Non solo, ma le stesse indossatrici sfileranno dopo aver battezzato le scarpe in una vernice rossa lasciando dunque le impronte, la loro firma, la loro performance, sulla passerella; il tessuto di quest’ultima, verrà poi utilizzato per la collezione autunno-inverno 1989-90. Tutto per Margiela ruota attorno alla trasformazione sia fisica che concettuale dei materiali, dai più primitivi ai più raffinati proprio nel senso di “prodotto finito”. Utilizzare qualcosa al di fuori del proprio contesto per dargli nuova vita. Perché non unire questo riutilizzo alla nobilitazione del mestiere di couturier trasformando la tela grezza dei famosi manichini Stockman nel vestito stesso? Perché non ripetere il messaggio lasciando a vista tagli, tratteggi e imbastiture sul prodotto finito? Spingiamoci ancora più avanti lungo la catena di montaggio della confezione di un abito, usiamo anche i sacchi in plastica e il nastro adesivo per la protezione dei capi.

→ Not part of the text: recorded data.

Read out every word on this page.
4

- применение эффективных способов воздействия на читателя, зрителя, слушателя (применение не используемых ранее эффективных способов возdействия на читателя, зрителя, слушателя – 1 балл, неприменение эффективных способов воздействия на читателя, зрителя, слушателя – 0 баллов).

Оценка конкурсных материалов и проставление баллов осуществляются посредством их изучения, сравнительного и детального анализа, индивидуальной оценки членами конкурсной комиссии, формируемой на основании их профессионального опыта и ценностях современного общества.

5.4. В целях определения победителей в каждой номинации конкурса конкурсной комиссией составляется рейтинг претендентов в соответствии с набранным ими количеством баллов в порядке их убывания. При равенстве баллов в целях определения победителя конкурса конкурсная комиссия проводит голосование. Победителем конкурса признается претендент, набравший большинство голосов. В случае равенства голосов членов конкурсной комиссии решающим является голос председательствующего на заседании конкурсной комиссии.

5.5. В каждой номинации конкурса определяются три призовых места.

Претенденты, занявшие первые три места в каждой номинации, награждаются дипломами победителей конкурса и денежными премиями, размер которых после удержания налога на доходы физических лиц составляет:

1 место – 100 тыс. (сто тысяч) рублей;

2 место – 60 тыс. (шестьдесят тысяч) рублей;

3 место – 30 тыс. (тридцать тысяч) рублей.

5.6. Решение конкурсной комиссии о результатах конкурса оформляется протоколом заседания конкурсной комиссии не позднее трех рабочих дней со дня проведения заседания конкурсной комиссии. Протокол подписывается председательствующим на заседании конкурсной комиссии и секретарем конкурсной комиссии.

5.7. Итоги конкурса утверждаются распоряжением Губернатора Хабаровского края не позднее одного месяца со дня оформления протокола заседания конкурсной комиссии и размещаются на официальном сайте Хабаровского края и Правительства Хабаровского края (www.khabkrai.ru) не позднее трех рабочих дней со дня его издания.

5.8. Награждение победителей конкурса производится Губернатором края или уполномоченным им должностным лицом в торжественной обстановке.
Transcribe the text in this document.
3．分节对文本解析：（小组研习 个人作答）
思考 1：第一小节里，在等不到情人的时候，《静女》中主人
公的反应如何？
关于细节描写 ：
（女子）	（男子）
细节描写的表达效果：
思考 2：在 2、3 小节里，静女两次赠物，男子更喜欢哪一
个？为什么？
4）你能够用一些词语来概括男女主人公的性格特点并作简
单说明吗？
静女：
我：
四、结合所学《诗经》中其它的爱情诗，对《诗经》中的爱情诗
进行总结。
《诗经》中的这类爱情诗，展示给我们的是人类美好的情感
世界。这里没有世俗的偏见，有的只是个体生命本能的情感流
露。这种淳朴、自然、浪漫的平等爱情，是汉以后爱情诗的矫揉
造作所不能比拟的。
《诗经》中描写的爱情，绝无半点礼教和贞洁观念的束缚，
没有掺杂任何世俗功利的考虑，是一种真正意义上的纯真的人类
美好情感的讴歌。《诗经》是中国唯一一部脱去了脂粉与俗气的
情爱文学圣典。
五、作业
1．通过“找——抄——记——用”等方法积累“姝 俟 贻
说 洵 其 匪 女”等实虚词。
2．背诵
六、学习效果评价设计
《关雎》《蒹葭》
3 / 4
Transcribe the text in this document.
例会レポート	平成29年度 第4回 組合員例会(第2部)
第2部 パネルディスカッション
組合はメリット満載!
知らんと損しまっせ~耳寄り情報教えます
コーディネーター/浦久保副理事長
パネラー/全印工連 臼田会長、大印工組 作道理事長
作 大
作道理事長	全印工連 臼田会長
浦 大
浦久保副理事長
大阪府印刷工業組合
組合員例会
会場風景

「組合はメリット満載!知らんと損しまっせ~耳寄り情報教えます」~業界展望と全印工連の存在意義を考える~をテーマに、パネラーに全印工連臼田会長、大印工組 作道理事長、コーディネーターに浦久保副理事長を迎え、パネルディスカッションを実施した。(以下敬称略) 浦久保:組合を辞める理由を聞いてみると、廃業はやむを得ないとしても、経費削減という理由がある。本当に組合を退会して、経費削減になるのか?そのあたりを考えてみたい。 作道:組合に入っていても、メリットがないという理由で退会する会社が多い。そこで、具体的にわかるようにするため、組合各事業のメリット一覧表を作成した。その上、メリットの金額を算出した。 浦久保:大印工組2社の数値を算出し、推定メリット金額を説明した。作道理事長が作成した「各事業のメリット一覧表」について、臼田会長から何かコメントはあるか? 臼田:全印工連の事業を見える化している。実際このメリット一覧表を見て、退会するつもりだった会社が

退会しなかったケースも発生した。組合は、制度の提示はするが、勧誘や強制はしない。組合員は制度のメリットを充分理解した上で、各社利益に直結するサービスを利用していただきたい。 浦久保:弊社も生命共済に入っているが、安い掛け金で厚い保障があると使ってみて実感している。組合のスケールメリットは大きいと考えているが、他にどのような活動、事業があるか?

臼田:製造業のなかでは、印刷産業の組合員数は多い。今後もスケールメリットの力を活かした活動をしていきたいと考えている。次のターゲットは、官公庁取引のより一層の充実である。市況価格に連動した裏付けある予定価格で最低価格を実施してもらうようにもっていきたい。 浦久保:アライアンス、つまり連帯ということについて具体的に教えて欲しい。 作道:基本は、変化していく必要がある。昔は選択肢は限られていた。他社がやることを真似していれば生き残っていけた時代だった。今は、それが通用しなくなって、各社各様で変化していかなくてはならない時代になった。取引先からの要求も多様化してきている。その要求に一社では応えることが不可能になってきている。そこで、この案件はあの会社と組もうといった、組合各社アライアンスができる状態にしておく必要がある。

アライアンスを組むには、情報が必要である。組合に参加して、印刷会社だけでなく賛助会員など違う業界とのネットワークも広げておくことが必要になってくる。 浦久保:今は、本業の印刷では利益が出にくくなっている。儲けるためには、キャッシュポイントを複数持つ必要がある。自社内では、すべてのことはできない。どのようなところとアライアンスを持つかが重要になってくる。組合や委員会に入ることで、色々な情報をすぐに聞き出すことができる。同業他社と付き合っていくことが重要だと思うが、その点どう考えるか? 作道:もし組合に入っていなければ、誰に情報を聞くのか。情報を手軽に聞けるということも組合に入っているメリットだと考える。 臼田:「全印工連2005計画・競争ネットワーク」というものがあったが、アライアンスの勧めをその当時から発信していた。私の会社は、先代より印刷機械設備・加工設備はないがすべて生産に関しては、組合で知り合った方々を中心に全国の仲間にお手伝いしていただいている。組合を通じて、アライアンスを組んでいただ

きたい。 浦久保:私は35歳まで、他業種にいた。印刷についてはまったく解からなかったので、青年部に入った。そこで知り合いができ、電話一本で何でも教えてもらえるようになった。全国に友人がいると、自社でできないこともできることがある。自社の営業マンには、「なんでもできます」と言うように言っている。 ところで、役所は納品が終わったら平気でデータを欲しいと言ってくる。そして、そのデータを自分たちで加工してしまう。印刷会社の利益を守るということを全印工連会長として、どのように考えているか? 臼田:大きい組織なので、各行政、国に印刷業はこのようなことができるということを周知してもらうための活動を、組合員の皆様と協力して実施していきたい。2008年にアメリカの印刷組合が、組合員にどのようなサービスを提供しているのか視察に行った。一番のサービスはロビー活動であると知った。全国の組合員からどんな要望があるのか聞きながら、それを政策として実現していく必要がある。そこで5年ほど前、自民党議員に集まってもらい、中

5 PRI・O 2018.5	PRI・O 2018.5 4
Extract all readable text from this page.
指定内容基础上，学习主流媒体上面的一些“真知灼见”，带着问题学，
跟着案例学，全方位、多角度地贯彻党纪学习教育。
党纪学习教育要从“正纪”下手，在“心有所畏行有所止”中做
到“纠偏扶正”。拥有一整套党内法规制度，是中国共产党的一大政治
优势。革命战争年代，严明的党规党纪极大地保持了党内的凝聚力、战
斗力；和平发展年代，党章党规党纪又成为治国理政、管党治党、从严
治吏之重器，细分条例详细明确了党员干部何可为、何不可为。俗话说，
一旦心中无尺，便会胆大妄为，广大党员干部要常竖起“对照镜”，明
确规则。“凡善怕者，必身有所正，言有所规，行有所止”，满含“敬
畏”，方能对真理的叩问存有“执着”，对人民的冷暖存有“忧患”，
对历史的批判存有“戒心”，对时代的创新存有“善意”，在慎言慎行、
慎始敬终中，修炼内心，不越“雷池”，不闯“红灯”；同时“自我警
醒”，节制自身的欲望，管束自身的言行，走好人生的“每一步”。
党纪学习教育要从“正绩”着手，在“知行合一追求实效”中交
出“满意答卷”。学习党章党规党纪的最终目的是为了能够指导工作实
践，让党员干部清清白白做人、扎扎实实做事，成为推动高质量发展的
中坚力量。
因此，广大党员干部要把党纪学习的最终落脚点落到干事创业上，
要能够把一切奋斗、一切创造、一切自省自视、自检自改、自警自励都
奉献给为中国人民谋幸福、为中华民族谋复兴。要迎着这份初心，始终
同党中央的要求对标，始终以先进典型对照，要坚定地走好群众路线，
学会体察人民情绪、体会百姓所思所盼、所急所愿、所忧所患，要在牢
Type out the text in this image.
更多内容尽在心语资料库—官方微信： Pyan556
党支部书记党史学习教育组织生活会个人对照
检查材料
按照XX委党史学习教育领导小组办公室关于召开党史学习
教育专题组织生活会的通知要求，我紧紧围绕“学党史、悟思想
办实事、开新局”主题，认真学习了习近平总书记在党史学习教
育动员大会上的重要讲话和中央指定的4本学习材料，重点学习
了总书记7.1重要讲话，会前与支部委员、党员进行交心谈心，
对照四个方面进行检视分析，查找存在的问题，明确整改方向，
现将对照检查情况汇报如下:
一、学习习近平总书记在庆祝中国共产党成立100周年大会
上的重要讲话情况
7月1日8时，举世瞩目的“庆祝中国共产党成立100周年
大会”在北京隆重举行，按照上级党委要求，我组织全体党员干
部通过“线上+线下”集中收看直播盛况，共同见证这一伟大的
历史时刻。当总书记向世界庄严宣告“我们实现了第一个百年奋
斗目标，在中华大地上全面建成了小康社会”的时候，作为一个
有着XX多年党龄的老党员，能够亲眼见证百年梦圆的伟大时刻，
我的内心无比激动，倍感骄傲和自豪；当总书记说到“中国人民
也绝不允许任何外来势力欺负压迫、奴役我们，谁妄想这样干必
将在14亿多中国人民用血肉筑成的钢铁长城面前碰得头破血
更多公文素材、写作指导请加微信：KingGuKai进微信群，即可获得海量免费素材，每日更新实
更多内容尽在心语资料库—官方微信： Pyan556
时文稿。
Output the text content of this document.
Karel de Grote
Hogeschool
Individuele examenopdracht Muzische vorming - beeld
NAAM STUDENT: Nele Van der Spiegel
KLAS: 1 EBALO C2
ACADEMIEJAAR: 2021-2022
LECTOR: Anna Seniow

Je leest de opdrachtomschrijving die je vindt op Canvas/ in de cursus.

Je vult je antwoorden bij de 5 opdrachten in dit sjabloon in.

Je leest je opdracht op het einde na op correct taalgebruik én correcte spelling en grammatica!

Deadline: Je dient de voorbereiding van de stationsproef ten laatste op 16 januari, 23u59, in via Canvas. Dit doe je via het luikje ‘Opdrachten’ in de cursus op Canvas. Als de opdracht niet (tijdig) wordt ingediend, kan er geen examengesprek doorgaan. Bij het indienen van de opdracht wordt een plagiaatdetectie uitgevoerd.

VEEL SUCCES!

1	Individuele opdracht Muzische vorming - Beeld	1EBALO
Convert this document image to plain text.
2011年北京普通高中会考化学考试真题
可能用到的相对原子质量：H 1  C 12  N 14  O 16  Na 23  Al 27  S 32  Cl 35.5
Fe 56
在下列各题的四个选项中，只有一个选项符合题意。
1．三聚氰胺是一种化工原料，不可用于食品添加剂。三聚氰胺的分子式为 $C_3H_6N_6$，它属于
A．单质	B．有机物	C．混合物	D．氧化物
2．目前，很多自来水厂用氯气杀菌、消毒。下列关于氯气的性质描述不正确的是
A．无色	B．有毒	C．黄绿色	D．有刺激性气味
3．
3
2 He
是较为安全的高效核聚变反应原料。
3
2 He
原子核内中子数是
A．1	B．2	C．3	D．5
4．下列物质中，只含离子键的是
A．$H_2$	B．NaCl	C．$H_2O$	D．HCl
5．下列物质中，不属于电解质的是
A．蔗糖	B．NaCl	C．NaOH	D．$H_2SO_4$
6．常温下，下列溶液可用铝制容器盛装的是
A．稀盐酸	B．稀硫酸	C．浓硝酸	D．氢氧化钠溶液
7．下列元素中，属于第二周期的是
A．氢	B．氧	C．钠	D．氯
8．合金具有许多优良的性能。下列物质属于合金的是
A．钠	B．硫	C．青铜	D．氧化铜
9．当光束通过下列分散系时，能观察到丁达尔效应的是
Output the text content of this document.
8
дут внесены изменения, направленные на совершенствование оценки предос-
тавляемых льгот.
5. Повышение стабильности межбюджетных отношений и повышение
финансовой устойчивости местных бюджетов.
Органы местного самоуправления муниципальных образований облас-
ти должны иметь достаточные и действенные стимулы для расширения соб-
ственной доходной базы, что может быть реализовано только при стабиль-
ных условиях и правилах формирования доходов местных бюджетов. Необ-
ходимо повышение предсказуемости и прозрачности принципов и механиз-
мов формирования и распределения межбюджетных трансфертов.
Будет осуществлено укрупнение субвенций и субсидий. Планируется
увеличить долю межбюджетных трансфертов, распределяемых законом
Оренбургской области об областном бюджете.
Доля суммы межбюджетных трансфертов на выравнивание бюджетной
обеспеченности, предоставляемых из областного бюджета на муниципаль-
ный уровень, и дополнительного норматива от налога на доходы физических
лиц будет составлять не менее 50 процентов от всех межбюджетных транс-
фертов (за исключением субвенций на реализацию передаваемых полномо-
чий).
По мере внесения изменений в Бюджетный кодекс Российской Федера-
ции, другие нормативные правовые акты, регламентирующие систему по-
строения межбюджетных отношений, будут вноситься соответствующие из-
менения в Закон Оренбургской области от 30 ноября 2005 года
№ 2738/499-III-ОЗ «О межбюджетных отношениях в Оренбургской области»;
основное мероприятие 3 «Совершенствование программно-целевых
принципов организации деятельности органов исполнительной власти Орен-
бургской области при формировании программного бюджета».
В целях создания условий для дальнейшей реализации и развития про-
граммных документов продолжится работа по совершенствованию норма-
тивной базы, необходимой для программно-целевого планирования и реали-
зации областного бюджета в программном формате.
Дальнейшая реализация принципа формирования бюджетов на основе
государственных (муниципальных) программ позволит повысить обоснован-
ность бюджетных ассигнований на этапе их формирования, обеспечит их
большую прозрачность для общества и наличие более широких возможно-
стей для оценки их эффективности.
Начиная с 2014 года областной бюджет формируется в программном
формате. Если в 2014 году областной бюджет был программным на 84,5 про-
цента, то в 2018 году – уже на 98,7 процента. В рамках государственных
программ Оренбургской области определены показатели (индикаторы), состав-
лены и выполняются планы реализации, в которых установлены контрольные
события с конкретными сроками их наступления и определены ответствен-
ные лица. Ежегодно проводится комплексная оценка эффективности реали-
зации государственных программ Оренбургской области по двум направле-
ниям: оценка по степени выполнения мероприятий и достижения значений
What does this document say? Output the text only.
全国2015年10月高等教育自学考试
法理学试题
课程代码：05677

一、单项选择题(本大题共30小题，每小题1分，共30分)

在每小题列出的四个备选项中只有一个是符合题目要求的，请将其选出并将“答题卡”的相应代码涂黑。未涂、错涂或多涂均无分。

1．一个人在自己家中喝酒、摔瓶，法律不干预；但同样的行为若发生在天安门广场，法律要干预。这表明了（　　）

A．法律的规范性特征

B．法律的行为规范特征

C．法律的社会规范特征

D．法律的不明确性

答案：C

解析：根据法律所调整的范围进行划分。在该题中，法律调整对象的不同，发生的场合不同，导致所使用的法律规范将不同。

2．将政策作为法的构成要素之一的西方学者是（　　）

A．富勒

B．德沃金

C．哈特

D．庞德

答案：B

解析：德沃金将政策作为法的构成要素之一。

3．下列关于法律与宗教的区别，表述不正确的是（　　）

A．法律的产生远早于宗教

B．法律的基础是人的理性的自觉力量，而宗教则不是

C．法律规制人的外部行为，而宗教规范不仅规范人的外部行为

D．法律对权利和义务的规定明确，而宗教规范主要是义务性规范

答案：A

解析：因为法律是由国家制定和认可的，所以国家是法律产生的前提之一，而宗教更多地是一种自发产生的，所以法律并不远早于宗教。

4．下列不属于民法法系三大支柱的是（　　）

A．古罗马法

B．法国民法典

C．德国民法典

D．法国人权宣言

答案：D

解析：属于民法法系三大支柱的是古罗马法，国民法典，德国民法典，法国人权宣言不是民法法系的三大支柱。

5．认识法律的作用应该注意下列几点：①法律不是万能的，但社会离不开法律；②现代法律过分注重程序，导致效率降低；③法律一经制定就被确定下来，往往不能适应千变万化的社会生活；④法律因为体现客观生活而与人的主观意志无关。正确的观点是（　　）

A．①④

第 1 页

Prosegue la testimonianza di processi, performance e readymade creando pezzi composti da calzini e guanti cuciti assieme, manomettendo capi trovati ai mercati dell’usato per ricavarne nuove idee, riproponendo la sua vecchia collezione ma questa volta interamente in grigio; altre collezioni presenteranno invece i suoi vestiti ruotati di 45 o 90 gradi, altri ancora ingigantiti di numerose taglie, dai risultati e forme stranianti. Accompagna e stupisce ulteriormente la leggerezza dei prodotti e dei mezzi utilizzati per esprimersi, ribadendo ciò che è stato detto e - letteralmente - ciò che è stato fatto, stampando secondo la tecnica del trompe-l’oeil immagini di abiti anni Trenta su quelli contemporanei, disegnando maglie leggerissime color carne con la stampa di vari tatuaggi;

creerà gioielli fatti con cubetti di ghiaccio colorato,

Margiela, courtesy Nowfaschion

che lasceranno solamente una chiazza casuale di quello che erano, o lascerà crescere colonie di batteri su stoffe bianche incontaminate, che ne altereranno colore e texture.

Questi esempi, oltre a lavorare sul concetto di riutilizzo spostandolo dalle tre alle due dimensioni e viceversa, va a richiamare le effigi e i contenuti immateriali ed incorporei del digitale in grande sviluppo proprio in quegli anni, oltre che riconnettersi con energie intangibili e materie naturali e primitive come proposto dall’arte povera. Contemporaneamente al comando della sua maison, Margiela sarà anche a capo dell’illustrissimo marchio del lusso Hermès. Il suo approccio, dato lo spirito classico e l’heritage della casa da rispettare, sarà più pulito, con grande attenzione a tagli sartoriali e abiti dalle svariate funzioni, indossabili e trasformabili tramite istruzioni per l’uso; suggerisce infatti come trasformare un impermeabile in una borsetta, un cardigan in una tracolla e così via. Margiela abbandonerà le redini della sua maison nel 2008, esprimendo poi la sua creatività nel campo dell’arte contemporanea in cui otterrà ottimi riconoscimenti, mantenendo le stesse ispirazioni e poetiche che l’hanno consegnato alla gloria della moda.

Margiela, courtesy Nowfashion

Se in questa storia c'è una morale, è sicuramente il merito che va attribuito e riconosciuto agli spiriti artistici sinceri, onesti, corretti e coerenti; nessun gioco di denaro o opportunismo commerciale, ma limpida voglia di creare. Questo è l’alone lasciato da Martin Margiela in ogni sua creazione, un alto grado di leggerezza e raffinatezza. Niente di ricco, di visivamente o fisicamente rumoroso. Il retrogusto finale è quello di un positivo stupore quasi infantile, distante dalle provocazioni, da prendere, per essere apprezzato al massimo, con sincera ingenuità.